AI maximalists are like those 100 years ago that put radium everywhere, even in toothpaste, because new things are cool and we’re so smart you need to trust us they won’t cause any harm.

I’ll keep brushing my teeth with baking soda, thank you very much.

echelon · 2h ago
On the other side of that are the people screaming that AI is murder.

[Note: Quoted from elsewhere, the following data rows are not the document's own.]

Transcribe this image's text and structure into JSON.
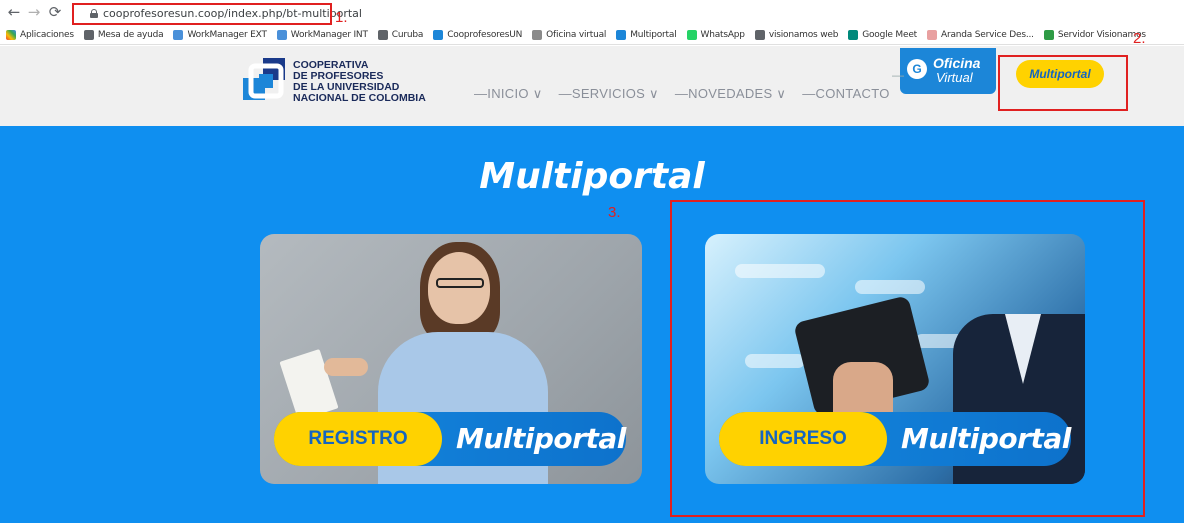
{
  "browser": {
    "url": "coopr​ofesoresun.coop/index.php/bt-multiportal",
    "bookmarks": [
      {
        "label": "Aplicaciones",
        "color": "#e94235"
      },
      {
        "label": "Mesa de ayuda",
        "color": "#5f6368"
      },
      {
        "label": "WorkManager EXT",
        "color": "#4a90d9"
      },
      {
        "label": "WorkManager INT",
        "color": "#4a90d9"
      },
      {
        "label": "Curuba",
        "color": "#5f6368"
      },
      {
        "label": "CooprofesoresUN",
        "color": "#1c86d8"
      },
      {
        "label": "Oficina virtual",
        "color": "#8a8a8a"
      },
      {
        "label": "Multiportal",
        "color": "#1c86d8"
      },
      {
        "label": "WhatsApp",
        "color": "#25d366"
      },
      {
        "label": "visionamos web",
        "color": "#5f6368"
      },
      {
        "label": "Google Meet",
        "color": "#00897b"
      },
      {
        "label": "Aranda Service Des...",
        "color": "#e8a0a0"
      },
      {
        "label": "Servidor Visionamos",
        "color": "#2e9b45"
      }
    ]
  },
  "annotations": [
    "1.",
    "2.",
    "3."
  ],
  "header": {
    "logo_lines": [
      "COOPERATIVA",
      "DE PROFESORES",
      "DE LA UNIVERSIDAD",
      "NACIONAL DE COLOMBIA"
    ],
    "menu": [
      "—INICIO ∨",
      "—SERVICIOS ∨",
      "—NOVEDADES ∨",
      "—CONTACTO"
    ],
    "oficina_line1": "Oficina",
    "oficina_line2": "Virtual",
    "multiportal_button": "Multiportal"
  },
  "main": {
    "title": "Multiportal",
    "cards": [
      {
        "action": "REGISTRO",
        "label": "Multiportal"
      },
      {
        "action": "INGRESO",
        "label": "Multiportal"
      }
    ]
  },
  "colors": {
    "accent_blue": "#0f8ff0",
    "yellow": "#ffd200",
    "annotation_red": "#e02020"
  }
}
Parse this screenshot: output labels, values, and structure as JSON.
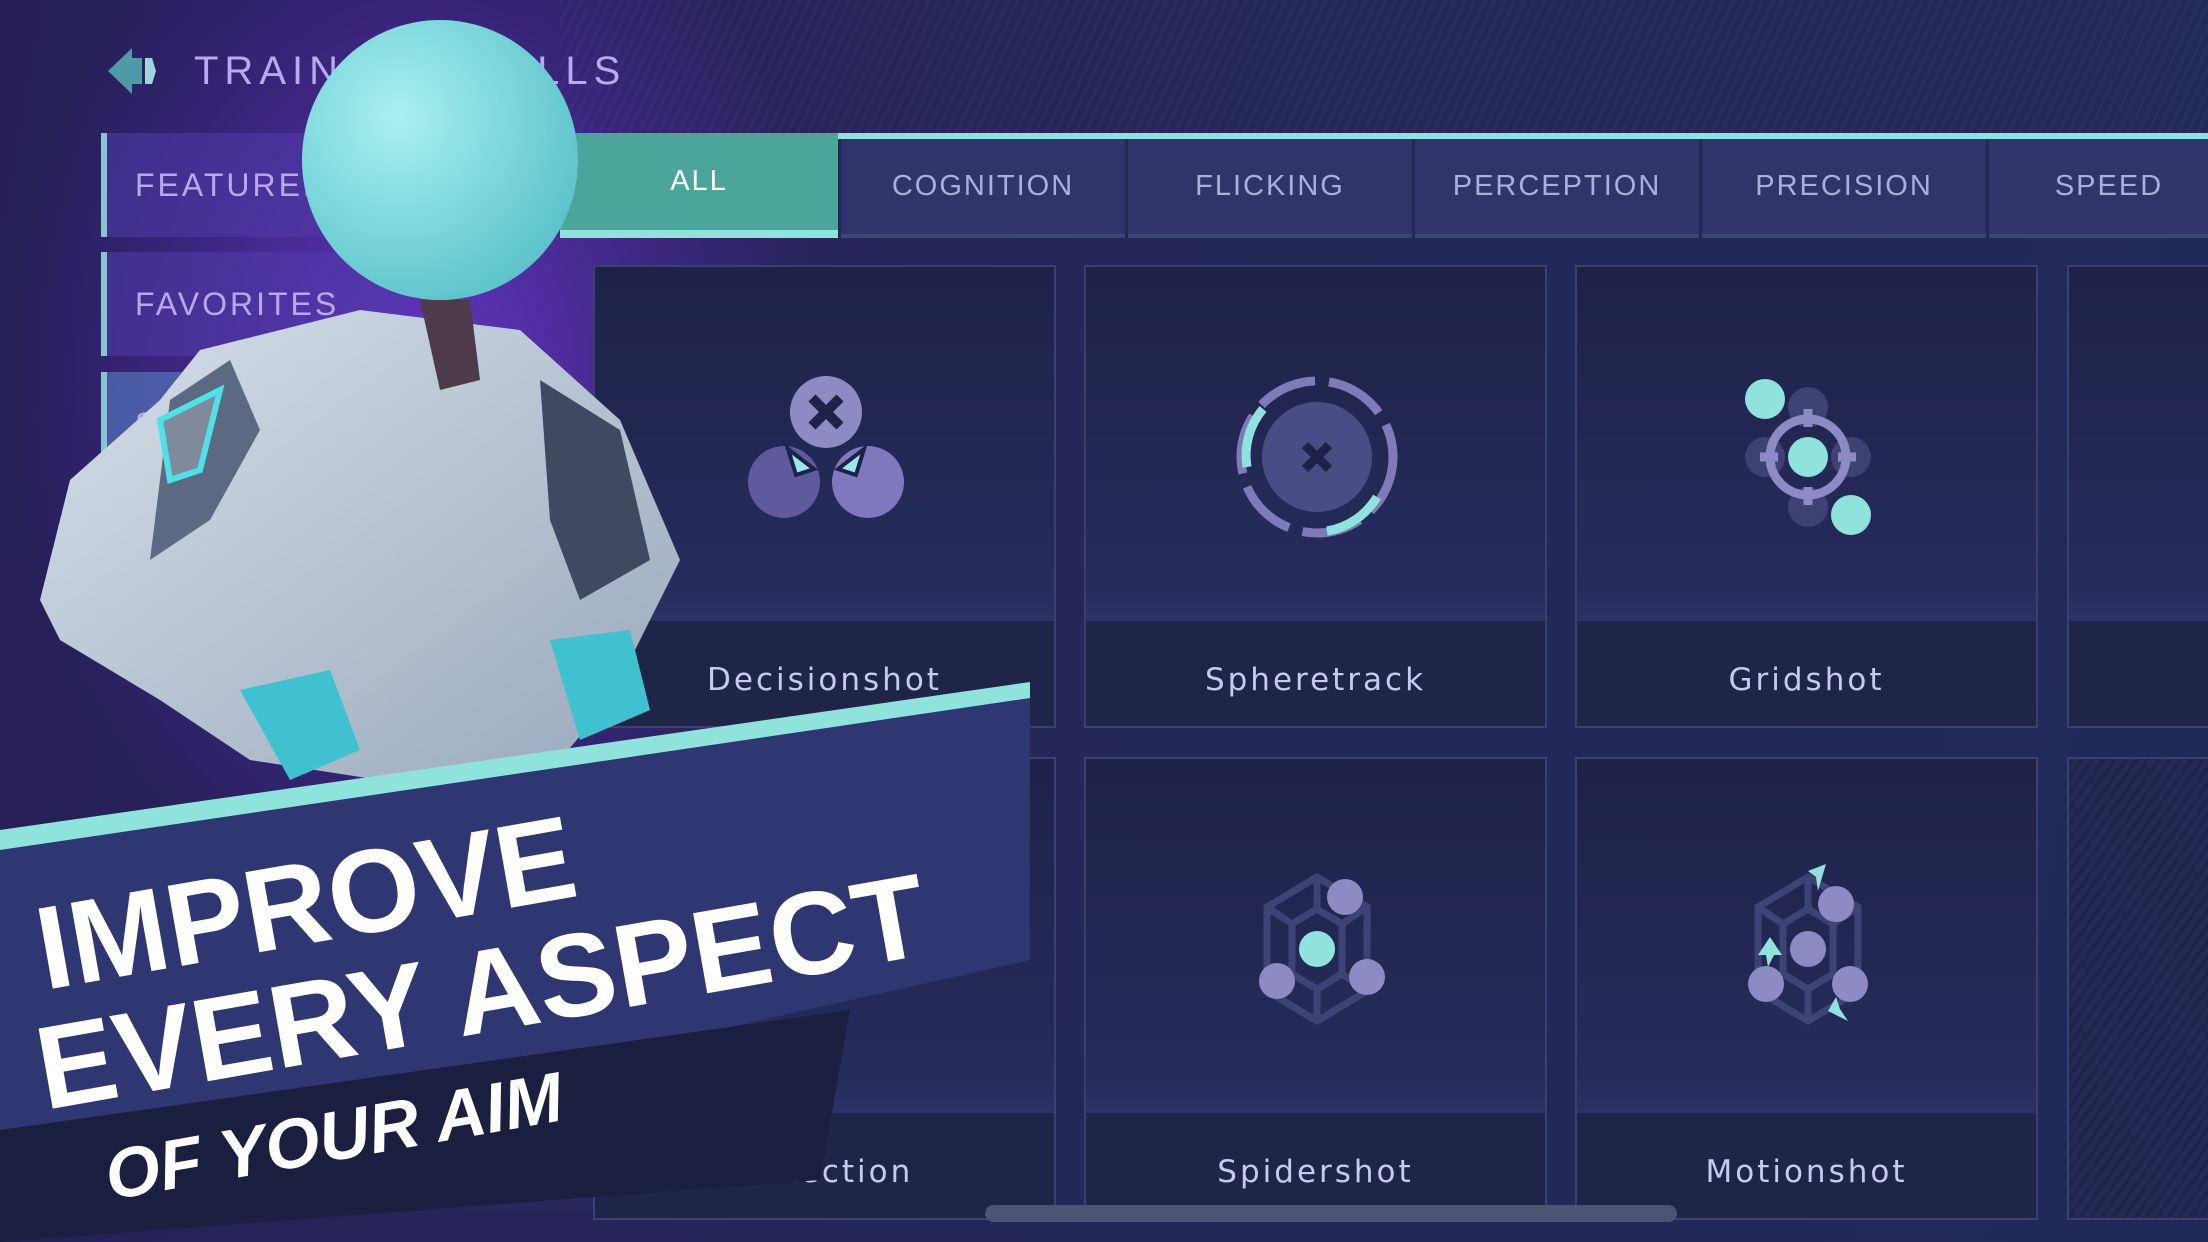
{
  "header": {
    "title": "TRAINING DRILLS",
    "back_icon": "back-arrow-icon"
  },
  "sidebar": {
    "items": [
      {
        "label": "FEATURED",
        "selected": false
      },
      {
        "label": "FAVORITES",
        "selected": false
      },
      {
        "label": "S",
        "selected": true
      }
    ]
  },
  "tabs": [
    {
      "label": "ALL",
      "active": true
    },
    {
      "label": "COGNITION",
      "active": false
    },
    {
      "label": "FLICKING",
      "active": false
    },
    {
      "label": "PERCEPTION",
      "active": false
    },
    {
      "label": "PRECISION",
      "active": false
    },
    {
      "label": "SPEED",
      "active": false
    }
  ],
  "drills": [
    {
      "name": "Decisionshot",
      "icon": "decisionshot-icon"
    },
    {
      "name": "Spheretrack",
      "icon": "spheretrack-icon"
    },
    {
      "name": "Gridshot",
      "icon": "gridshot-icon"
    },
    {
      "name": "",
      "icon": ""
    },
    {
      "name": "Detection",
      "icon": "detection-icon"
    },
    {
      "name": "Spidershot",
      "icon": "spidershot-icon"
    },
    {
      "name": "Motionshot",
      "icon": "motionshot-icon"
    },
    {
      "name": "",
      "icon": ""
    }
  ],
  "promo": {
    "line1": "IMPROVE",
    "line2": "EVERY ASPECT",
    "line3": "OF YOUR AIM"
  },
  "colors": {
    "accent": "#8fe3dc",
    "active_tab": "#4ba59b",
    "tab_bg": "#30346a",
    "icon_lilac": "#8e8bc4"
  }
}
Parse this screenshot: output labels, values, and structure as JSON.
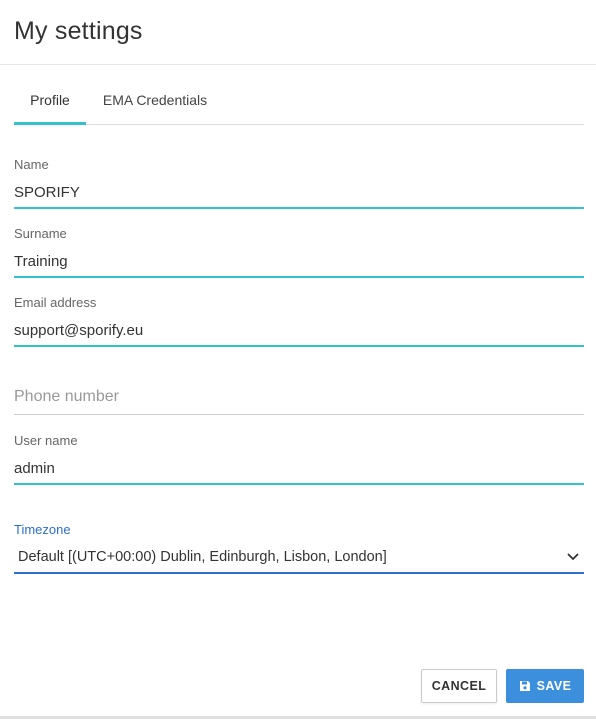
{
  "dialog": {
    "title": "My settings"
  },
  "tabs": [
    {
      "label": "Profile",
      "active": true
    },
    {
      "label": "EMA Credentials",
      "active": false
    }
  ],
  "form": {
    "name": {
      "label": "Name",
      "value": "SPORIFY"
    },
    "surname": {
      "label": "Surname",
      "value": "Training"
    },
    "email": {
      "label": "Email address",
      "value": "support@sporify.eu"
    },
    "phone": {
      "placeholder": "Phone number",
      "value": ""
    },
    "username": {
      "label": "User name",
      "value": "admin"
    },
    "timezone": {
      "label": "Timezone",
      "selected": "Default [(UTC+00:00) Dublin, Edinburgh, Lisbon, London]",
      "icon": "chevron-down-icon"
    }
  },
  "actions": {
    "cancel_label": "CANCEL",
    "save_label": "SAVE",
    "save_icon": "floppy-disk-icon"
  },
  "colors": {
    "accent": "#35c0cf",
    "focus": "#2d6fd0",
    "primary_button": "#3c8fdc"
  }
}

There are lots of folks like this, and it's getting exhausting that they make being anti-AI their sole defining character trait: https://www.reddit.com/r/ArtistHate

vouaobrasil · 20m ago
It's also exhausting to see endless new applications of AI, even worse IMO.
Joel_Mckay · 5h ago
Actually, most "AI" cults blindly worship at their own ignorance:

https://www.youtube.com/watch?v=sV7C6Ezl35A

The ML hype-cycle has happened before... but this time everyone is adding more complexity to obfuscate the BS. There is also a funny callback to YC in the Lisp story, and why your karma still gets incinerated if one points out its obvious limitations in a thread.

Have a wonderful day, =3

sabareesh · 6h ago
Good move, not sure they are exposing other modalities as well ?
visarga · 7h ago
I guess LLM and AI are forbidden words in Apple language. They do their utmost to avoid these words.
simonw · 6h ago
They took the clever (in my opinion) decision to rebrand "AI" as "Apple Intelligence", presumably partly in order to avoid the infinite tired "it's not really AI" takes that have surrounded that acronym for decades.
meindnoch · 6h ago
It's about as cringe as that Chinese guy with the funny-shaped head, who said a few years ago that AI for him means "alibaba intelligence".
Geee · 5h ago
And that's why we haven't heard of him since then.
iambateman · 7h ago
LLM's get six mentions in this article.
mbowcut2 · 7h ago
Nah, I think they made it model agnostic, which is kinda smart.
barbazoo · 6h ago
Search for "large language model" instead of "LLM".
rtaylorgarlock · 6h ago
Because they don't own it, or the models they (don't) own aren't good enough for a standalone brand? Sure seems like it.